HIV scare in L.A.'s porn industry brings attention to protection

Two weeks ago, Los Angeles's billion-dollar pornography industry shut down. The reason? A male actor tested positive for HIV.

Turns out it was a false alarm.

The actor has retested negative and does not have the disease, according to an industry trade group.

But the industry hasn't just moved on without looking back.

"The industry will be abundantly cautious as we try to nail down the reasons for what now appears to have been a false positive result on a previous test," Free Speech Coalition executive director Diane Duke told the Associated Press.

Now back in business, the pornography industry is fighting in the court of public opinion with renewed cries to mandate condoms and protection in the industry.

Industry groups are rallying against this backlash, arguing that condom use isn't aesthetically pleasing.

But whatever they've been doing has certainly been good for business. The pornography industry pulls in $10 to $15 billion a year, which is more than the combined revenue of professional football, basketball and baseball franchises, according to ABC News.

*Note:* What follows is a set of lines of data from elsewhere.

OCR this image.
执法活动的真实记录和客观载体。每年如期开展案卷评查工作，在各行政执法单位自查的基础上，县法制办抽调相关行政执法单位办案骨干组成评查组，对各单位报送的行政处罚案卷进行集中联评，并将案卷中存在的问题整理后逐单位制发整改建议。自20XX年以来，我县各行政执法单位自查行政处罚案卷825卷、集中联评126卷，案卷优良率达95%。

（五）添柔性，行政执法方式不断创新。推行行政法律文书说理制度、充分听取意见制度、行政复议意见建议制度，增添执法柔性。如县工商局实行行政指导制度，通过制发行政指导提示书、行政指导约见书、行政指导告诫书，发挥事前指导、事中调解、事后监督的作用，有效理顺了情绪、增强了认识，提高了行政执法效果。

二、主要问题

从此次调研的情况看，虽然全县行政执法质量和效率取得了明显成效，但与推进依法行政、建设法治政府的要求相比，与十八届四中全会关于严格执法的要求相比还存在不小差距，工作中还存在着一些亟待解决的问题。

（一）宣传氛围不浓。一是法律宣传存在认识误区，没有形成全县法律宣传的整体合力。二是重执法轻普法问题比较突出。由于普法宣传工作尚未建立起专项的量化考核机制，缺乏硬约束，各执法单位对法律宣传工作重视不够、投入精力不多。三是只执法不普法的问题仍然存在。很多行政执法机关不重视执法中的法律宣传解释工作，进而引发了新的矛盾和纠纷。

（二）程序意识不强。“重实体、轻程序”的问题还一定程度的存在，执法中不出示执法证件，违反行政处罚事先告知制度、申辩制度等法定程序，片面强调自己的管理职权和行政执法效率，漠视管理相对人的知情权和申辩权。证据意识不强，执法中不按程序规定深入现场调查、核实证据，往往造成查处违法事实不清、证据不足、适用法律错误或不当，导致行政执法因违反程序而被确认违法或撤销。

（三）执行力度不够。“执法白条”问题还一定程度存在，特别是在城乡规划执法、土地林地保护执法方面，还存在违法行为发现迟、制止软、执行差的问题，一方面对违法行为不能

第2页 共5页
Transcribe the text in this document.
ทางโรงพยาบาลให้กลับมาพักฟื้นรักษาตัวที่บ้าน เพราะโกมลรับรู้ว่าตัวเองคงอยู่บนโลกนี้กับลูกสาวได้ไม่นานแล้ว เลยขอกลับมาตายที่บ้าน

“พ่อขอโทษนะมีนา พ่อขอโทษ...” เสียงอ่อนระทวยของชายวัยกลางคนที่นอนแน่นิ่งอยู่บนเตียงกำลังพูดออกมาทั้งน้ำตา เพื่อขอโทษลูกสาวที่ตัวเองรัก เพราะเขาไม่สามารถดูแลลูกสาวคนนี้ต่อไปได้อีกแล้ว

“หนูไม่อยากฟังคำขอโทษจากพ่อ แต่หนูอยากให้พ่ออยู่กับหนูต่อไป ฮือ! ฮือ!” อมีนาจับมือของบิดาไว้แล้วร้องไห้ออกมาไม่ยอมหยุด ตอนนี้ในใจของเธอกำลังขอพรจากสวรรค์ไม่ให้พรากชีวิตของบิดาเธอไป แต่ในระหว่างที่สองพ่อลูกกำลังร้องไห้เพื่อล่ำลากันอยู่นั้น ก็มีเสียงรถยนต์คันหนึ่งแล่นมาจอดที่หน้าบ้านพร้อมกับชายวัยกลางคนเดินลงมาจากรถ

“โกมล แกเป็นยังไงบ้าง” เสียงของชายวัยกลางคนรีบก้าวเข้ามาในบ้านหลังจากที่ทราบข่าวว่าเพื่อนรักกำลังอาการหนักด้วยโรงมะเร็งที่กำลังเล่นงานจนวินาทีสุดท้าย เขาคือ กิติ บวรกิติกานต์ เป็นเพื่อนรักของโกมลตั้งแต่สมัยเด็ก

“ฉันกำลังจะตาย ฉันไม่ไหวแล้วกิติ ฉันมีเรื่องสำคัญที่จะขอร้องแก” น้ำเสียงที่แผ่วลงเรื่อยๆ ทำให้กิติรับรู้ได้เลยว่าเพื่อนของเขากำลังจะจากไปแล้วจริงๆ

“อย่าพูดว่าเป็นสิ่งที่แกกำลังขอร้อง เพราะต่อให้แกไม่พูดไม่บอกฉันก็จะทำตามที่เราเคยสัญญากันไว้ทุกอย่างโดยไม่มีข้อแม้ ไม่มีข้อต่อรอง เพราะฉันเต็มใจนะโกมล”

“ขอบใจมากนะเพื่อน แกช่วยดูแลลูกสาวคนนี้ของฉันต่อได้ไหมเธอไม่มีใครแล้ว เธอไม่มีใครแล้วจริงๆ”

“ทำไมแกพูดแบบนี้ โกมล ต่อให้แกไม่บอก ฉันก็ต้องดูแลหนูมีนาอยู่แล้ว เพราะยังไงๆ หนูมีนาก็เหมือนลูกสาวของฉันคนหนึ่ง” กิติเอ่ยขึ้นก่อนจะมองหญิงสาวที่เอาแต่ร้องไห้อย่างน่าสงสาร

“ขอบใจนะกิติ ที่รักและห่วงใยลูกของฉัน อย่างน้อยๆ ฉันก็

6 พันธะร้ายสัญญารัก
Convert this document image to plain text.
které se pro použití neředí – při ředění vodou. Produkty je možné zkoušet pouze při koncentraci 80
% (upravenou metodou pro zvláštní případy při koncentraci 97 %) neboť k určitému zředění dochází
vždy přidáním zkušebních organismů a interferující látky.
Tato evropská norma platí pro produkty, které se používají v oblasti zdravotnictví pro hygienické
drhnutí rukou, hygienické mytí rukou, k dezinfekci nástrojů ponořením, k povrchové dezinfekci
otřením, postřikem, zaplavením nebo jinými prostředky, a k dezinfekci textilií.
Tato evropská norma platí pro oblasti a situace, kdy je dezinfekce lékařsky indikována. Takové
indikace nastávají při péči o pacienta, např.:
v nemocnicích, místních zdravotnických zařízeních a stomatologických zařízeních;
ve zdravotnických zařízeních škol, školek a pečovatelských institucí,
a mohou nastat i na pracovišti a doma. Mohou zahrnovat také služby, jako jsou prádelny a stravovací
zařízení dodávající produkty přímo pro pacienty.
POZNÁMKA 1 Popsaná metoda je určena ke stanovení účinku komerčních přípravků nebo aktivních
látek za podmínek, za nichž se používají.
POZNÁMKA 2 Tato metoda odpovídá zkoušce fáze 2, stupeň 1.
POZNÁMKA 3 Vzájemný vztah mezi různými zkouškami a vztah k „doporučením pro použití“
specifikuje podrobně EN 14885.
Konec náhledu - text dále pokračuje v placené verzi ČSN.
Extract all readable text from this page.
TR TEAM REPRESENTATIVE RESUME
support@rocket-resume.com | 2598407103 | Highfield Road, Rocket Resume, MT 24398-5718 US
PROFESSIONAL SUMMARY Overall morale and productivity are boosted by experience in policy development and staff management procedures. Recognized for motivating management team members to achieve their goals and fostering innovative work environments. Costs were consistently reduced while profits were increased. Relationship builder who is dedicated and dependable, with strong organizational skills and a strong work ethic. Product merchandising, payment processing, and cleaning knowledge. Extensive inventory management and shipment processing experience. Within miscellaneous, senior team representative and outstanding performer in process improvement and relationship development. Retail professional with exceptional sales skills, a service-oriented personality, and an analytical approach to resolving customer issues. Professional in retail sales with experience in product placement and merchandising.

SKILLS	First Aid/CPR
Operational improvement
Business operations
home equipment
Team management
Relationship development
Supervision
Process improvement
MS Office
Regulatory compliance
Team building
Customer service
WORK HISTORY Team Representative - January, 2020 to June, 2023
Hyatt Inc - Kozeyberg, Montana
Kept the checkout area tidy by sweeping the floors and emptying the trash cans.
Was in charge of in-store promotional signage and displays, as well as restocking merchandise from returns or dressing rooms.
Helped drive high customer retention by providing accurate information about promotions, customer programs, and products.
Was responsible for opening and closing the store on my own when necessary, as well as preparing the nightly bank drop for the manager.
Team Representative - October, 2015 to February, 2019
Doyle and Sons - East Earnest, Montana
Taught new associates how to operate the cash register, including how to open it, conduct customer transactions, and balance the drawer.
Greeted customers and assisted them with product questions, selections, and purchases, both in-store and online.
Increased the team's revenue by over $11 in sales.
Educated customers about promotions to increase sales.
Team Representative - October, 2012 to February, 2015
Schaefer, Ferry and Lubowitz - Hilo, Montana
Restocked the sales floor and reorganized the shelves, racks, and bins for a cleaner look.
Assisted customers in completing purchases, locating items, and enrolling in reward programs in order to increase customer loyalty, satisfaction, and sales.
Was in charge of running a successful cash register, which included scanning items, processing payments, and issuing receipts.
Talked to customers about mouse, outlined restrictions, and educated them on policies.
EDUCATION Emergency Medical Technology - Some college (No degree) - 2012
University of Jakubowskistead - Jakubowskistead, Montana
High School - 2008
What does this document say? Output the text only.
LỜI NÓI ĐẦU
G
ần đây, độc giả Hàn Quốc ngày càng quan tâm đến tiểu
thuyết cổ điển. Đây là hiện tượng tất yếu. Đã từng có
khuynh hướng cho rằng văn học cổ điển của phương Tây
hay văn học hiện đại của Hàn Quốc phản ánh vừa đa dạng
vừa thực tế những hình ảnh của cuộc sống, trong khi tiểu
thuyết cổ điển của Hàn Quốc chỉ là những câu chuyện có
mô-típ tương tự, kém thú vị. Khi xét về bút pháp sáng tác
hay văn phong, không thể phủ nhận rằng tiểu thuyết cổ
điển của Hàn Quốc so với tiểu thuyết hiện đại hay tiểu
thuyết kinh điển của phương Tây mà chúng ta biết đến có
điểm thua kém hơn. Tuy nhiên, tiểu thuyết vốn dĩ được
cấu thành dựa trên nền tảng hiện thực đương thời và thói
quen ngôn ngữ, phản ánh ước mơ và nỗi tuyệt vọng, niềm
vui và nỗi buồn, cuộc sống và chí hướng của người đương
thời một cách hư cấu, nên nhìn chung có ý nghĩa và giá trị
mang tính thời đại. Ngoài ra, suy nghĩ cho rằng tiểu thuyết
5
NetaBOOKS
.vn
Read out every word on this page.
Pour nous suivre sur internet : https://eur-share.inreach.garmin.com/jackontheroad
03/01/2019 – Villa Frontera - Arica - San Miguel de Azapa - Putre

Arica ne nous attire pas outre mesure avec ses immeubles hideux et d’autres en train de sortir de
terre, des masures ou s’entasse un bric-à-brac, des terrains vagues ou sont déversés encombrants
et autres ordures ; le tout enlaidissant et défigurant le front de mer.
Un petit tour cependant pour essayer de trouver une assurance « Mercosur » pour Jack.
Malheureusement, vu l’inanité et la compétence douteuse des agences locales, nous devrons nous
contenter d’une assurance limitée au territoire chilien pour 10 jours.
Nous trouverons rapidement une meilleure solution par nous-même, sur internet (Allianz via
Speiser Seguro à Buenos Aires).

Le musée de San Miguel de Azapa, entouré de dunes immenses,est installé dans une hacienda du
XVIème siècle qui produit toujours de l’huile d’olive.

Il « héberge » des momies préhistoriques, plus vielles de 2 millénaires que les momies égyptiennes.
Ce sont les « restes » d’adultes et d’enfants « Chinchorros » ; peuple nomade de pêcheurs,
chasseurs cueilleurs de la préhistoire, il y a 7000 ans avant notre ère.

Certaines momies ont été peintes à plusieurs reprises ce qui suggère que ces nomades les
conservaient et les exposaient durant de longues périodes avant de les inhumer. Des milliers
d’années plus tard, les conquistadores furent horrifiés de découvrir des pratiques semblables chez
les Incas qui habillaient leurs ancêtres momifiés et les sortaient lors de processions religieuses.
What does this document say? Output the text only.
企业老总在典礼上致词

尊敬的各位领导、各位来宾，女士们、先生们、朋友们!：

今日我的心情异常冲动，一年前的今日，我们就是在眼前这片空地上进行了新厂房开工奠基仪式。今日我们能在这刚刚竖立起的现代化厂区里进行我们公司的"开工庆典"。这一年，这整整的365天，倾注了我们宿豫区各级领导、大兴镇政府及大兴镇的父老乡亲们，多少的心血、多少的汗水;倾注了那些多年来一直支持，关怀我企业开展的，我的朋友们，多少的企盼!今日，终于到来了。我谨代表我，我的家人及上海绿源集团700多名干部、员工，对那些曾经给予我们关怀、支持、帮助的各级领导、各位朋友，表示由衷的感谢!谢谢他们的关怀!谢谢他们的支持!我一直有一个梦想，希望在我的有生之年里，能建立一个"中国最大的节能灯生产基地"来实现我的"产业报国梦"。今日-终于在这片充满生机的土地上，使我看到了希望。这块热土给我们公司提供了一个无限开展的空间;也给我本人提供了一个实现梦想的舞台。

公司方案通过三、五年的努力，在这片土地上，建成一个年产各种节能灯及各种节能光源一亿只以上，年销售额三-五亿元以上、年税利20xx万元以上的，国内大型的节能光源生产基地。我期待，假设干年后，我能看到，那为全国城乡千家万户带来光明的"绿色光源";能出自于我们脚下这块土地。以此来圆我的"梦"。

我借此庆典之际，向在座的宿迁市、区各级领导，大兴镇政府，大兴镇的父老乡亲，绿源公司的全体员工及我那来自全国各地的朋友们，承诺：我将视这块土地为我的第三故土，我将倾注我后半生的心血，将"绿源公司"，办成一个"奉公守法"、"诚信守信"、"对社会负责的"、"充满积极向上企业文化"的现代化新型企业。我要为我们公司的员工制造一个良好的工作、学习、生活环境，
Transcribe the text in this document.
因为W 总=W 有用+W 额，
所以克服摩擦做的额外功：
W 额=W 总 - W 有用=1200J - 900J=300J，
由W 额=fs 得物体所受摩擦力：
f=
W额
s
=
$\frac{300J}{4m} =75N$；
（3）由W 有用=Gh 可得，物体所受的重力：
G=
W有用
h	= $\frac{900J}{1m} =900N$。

While this battle has been raging since around the birth of pornography, this issue sheds light on another issue: that false positives and inaccurate tests are still a reality in HIV testing.

Dr. Gary Wang, assistant professor of medicine and head of an on-campus lab studying viruses and chronic illnesses including HIV, explained how inaccurate tests could happen.

"Probably the most common scenario, which is actually rare, that we would see is a technical issue," Wang said. "Anywhere from mishandling of the specimens, something with the blood draw and into the actual test involving free agents - technical issues are almost always the reason for a false positive test."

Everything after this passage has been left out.